Walter Kloefkorn tells me a story from 24 years ago: 
 
Near the end of my Silicon Valley career in manufacturing I was Materials Director for Biomation Corp, which made logic analyzers. (We may still have been a subsidiary of Gould Inc – some other subsidiary of which was the originator of the infamously expensive coffee pots, hammers, and toilet seats, I don’t recall.) We got a contract with the military, somewhat to our amazement because we could figure no good reason for them to buy 100 of our $30,000 logic analyzers. They were mostly used to design integrated circuits, not something the military did. They could be used to repair electronic equipment, but it would have been a lot cheaper and easier for their techs to just use digital oscilloscopes. Our honest assessment was that we’d just sold some to the FAA (we couldn’t figure out what they were going to do with them either), and the Air Force wanted to have some too.  

“In any event, I had to get involved with the shipment as I was the only person who had any experience with the military’s arcane procedures for packaging and shipment. We were approaching the first shipment date, so I called the supply sergeant, who I had carefully cultivated with lunches and beers so there wouldn’t be any problems on that end.
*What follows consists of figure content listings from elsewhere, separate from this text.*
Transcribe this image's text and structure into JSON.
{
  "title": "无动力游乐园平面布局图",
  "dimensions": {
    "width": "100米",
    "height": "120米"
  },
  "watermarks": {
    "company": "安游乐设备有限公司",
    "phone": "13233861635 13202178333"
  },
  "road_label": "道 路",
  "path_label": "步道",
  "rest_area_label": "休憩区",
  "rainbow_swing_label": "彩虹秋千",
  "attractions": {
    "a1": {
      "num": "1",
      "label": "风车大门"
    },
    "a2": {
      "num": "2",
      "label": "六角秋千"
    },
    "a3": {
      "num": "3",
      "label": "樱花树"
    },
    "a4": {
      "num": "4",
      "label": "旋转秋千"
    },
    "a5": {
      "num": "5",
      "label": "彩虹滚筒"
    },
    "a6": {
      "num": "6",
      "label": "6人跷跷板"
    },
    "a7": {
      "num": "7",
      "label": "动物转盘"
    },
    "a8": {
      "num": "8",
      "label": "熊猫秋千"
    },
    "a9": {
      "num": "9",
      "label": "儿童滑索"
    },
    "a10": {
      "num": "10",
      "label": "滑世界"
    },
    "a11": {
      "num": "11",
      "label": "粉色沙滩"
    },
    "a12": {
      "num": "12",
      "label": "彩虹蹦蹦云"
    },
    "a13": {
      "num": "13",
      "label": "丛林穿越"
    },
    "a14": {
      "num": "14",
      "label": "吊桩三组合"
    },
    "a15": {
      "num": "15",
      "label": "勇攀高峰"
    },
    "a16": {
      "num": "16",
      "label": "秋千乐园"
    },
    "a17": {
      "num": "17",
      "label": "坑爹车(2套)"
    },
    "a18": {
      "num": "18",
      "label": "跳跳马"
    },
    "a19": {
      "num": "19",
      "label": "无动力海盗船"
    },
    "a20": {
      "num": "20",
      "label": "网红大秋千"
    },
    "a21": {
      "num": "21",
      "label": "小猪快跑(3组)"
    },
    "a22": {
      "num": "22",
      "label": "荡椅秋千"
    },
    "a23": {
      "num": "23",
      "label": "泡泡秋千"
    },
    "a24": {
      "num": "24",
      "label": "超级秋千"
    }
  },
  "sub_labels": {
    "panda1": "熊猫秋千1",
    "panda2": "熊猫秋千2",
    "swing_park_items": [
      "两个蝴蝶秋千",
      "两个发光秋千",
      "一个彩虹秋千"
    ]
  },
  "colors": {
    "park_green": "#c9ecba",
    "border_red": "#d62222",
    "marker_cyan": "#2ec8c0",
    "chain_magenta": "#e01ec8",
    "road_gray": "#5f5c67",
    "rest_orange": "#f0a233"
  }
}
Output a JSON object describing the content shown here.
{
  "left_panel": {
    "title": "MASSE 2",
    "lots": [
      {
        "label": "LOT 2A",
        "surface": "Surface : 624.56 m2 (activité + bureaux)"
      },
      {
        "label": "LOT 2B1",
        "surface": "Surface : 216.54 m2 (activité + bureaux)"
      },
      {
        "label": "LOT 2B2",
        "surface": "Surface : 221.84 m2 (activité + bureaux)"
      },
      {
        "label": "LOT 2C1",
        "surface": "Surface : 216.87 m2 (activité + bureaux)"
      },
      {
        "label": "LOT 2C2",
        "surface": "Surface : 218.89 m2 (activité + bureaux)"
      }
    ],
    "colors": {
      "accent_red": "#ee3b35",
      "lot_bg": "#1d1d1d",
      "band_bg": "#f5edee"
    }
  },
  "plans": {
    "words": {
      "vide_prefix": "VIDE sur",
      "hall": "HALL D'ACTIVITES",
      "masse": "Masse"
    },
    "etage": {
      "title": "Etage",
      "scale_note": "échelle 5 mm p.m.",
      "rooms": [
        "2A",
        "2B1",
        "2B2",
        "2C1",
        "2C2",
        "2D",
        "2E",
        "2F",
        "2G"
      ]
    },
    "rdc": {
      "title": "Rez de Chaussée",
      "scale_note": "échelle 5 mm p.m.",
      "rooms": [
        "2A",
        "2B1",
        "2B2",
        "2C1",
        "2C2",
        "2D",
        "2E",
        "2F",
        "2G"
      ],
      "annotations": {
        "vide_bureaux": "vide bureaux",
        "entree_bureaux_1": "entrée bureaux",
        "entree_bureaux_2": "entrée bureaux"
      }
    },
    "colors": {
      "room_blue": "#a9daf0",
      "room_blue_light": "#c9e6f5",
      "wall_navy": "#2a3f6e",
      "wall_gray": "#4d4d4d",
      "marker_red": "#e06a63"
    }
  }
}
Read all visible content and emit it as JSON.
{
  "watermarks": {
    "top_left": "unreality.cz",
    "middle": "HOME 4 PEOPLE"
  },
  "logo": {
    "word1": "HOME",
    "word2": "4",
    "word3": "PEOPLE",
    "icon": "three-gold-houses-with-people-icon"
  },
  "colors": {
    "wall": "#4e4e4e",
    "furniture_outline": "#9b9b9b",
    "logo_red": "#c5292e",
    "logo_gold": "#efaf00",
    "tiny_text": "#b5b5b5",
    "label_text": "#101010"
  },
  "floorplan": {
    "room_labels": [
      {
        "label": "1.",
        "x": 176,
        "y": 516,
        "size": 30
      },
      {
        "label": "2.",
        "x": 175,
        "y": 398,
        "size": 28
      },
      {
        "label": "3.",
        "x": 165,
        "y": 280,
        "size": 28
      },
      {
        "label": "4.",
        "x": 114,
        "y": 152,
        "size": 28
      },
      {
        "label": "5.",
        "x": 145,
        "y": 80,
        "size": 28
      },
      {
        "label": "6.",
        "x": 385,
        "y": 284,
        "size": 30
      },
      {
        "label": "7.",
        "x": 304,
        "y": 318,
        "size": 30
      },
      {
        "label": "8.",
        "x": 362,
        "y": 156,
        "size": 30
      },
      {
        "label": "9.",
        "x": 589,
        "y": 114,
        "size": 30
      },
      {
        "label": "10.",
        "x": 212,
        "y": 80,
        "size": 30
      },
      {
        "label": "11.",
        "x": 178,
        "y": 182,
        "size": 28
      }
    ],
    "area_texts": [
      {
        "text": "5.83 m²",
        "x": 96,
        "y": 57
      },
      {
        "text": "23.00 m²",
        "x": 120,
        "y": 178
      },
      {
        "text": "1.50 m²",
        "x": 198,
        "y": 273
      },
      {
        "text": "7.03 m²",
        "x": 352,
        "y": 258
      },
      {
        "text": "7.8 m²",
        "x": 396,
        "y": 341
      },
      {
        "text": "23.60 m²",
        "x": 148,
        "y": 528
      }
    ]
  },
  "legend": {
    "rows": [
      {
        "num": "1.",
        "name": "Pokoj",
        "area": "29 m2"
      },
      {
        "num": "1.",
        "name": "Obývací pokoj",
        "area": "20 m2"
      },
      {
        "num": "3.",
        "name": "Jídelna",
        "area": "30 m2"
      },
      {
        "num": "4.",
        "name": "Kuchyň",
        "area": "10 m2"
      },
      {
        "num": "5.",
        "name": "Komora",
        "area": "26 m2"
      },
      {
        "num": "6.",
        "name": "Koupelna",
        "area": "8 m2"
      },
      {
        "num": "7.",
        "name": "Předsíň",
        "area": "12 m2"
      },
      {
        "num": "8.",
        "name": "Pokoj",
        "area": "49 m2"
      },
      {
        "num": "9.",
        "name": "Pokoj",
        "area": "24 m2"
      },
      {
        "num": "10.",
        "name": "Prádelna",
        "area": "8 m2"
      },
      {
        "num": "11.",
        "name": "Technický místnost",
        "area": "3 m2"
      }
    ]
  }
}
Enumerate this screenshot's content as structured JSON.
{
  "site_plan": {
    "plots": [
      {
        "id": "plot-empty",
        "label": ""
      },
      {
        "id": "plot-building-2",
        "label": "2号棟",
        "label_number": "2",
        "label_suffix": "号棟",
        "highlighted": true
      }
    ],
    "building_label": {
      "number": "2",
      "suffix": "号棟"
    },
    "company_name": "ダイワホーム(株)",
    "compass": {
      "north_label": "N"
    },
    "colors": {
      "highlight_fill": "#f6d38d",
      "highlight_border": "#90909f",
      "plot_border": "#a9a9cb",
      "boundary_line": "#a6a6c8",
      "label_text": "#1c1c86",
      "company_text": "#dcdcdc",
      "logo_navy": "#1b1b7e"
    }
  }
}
We’d had a problem, however, with a mandatory engineering change making the cost of getting new PCBs made and replaced in time to meet the schedule hugely expensive. And then Saddam invaded Kuwait. So I called the sergeant up and asked him (without too much desperation in my voice, I hoped) whether the outbreak of hostilities would impact our schedule. To my relief he replied that he did want to delay our shipments, that he’d been trying to get a chance to call me, he was insanely busy at the moment. I replied that yes, it must be quite a job to get ready for the invasion and keep our brave troops supplied after. (I was bicycling the 18 miles to work with a sign on the back of my bike that said, “Runs on US beer, not Middle East Oil, No War for Oil.”) He said, ‘Hell, no, that’s not it. We’ve got warehouses full of stuff stored that we don’t need or want. Now that hostilities have broken out, I’ve got to get it all shipped to the war zone so we can declare it destroyed in action and get it off our books.’ I was pretty much speechless, muttered something about I wish he hadn’t told me that.